JD: I think the future is going to be building a lot more structured process and structured tools around so many things that aren't the sexy, deep AI, blockchain based gee-whizzery. It's going to be a lot of more mundane things that are going to fundamentally change how efficient organizations are.

Call to Action

Hugo: Great. I've got time for one more question and what I really want to know is do you have a final call to action for our listeners out there?

JD: Yes. One of the things that I realized in the organization that I work in, one of the cultural norms that's been very valuable to me is there's a cultural norm here of asking the question, "Does it change the answer?" Or another way would be, "What's the next best, simpler alternative?" The idea is if we don't ever ask ourself, "Does our analysis change the outcome, the answer, what we're actually trying to study." We can do infinite analysis because there's an infinite number of things we don't know. And we can keep entire teams busy inside of organizations doing infinite analysis that may just end up as appendix pages in the back of our PowerPoint presentation and may never drive our organization.

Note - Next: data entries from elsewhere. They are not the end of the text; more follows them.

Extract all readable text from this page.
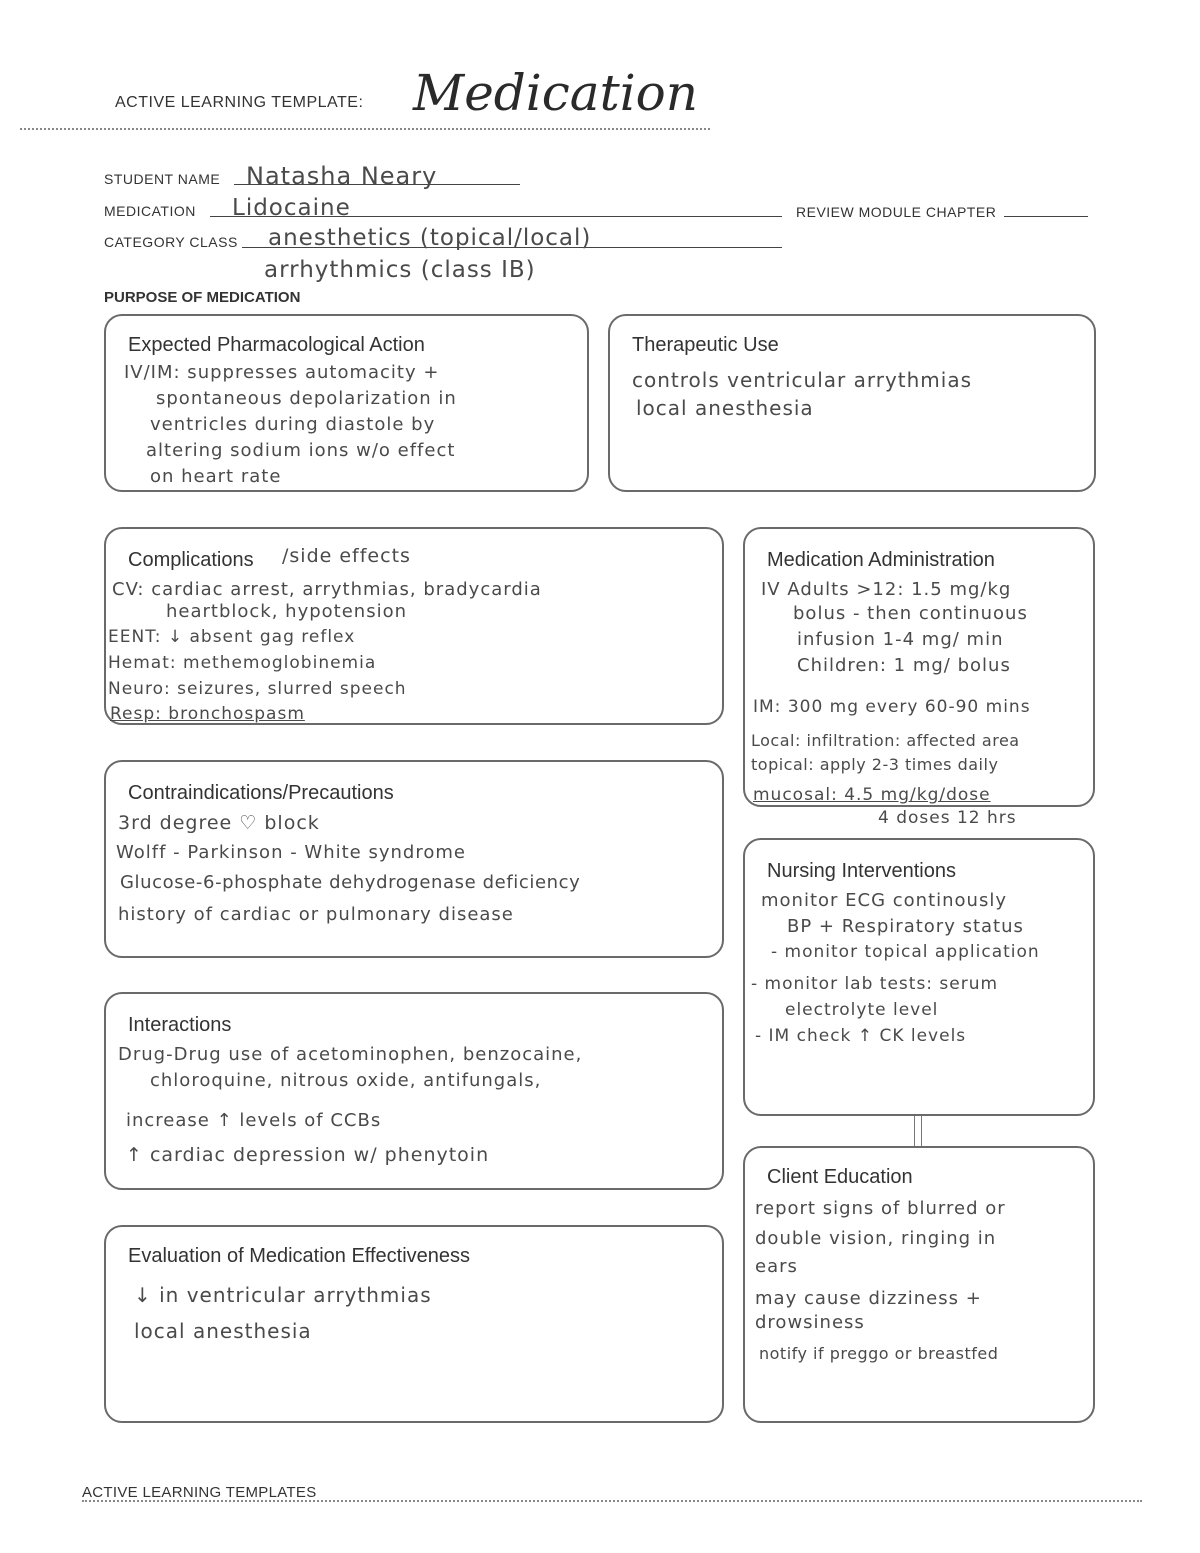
ACTIVE LEARNING TEMPLATE: Medication
STUDENT NAME Natasha Neary
MEDICATION Lidocaine	REVIEW MODULE CHAPTER
CATEGORY CLASS anesthetics (topical/local)
arrhythmics (class IB)
PURPOSE OF MEDICATION
Expected Pharmacological Action
IV/IM: suppresses automacity +
spontaneous depolarization in
ventricles during diastole by
altering sodium ions w/o effect
on heart rate
Therapeutic Use
controls ventricular arrythmias
local anesthesia
Complications /side effects
CV: cardiac arrest, arrythmias, bradycardia
heartblock, hypotension
EENT: ↓ absent gag reflex
Hemat: methemoglobinemia
Neuro: seizures, slurred speech
Resp: bronchospasm
Medication Administration
IV Adults >12: 1.5 mg/kg
bolus - then continuous
infusion 1-4 mg/ min
Children: 1 mg/ bolus
IM: 300 mg every 60-90 mins
Local: infiltration: affected area
topical: apply 2-3 times daily
mucosal: 4.5 mg/kg/dose
4 doses 12 hrs
Contraindications/Precautions
3rd degree ♡ block
Wolff - Parkinson - White syndrome
Glucose-6-phosphate dehydrogenase deficiency
history of cardiac or pulmonary disease
Nursing Interventions
monitor ECG continously
BP + Respiratory status
- monitor topical application
- monitor lab tests: serum
electrolyte level
- IM check ↑ CK levels
Interactions
Drug-Drug use of acetominophen, benzocaine,
chloroquine, nitrous oxide, antifungals,
increase ↑ levels of CCBs
↑ cardiac depression w/ phenytoin
Evaluation of Medication Effectiveness
↓ in ventricular arrythmias
local anesthesia
Client Education
report signs of blurred or
double vision, ringing in
ears
may cause dizziness +
drowsiness
notify if preggo or breastfed
ACTIVE LEARNING TEMPLATES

JD: I would like to encourage leaders within organizations to have candid conversations with their analytical teams about does the research or the analysis that we're doing now have potential to change the answer of the decisions we make. If the answer is probably not, ask yourself why you're throwing resources at it. Yeah, I've watched organizations do analysis just because the leader was concerned they would be standing in front of their board and be asked a question that they might not be able to give an answer to. When the answer might be, "That's not relative to our business," or not relevant, sorry. "That is not relevant to our business." We need to ask these questions so that we don't spend our precious analytical resources on solving not very important problems.

JD: Similarly, as an economist, I think about having an impact on the margin. So, if we ask ourself, "What's the next, best, simpler alternative?" We should never compare our analysis or methodology compared against doing nothing because doing nothing is rarely the alterative. Usually, it's something that's a little simpler. So, if we're going to implement a very complicated model, well we shouldn't be comparing it not to no model at all, but comparing it to our old forecasting method, or a simpler, easier, cheaper, faster forecasting method. And then ask ourselves is the sophistication of that new method worth the added complexity.

JD: I think that's where so many rich and important conversations in data science teams will happen in the future.

Hugo: Yeah, I love that. And actually, whenever I teach machine learning, for example, I actually get the learners to establish a baseline model not using machine learning: I get them to do 20 minutes of exploratory data analysis, look at some of the features, and make a prediction themselves in a classification challenge not using machine learning. And that will be a baseline model against which I get them to test any other machine learning model they use later on.

JD: That's such a good idea, Hugo. I see this done with public policy often. There will be some policy proposal, and the benchmarks that are given of the effects of this policy are relative to doing nothing. And it's like, "That's not the good alternative." I love that you're doing that with a class, and I also like that you mentioned plotting the data first. I think somebody already gave this as the call to action in one of your interviews, but, plot your damn data could be a very good mantra for all us.

Hugo: I love it. I'm actually going to put it up on my wall this evening.

JD: Fantastic, I'm going to get bumper stickers made up.

Hugo: Fantastic. JD, you rock. It's been such a pleasure having you on the show.

JD: Thank you, Hugo. I appreciate the opportunity. I look forward to seeing you soon.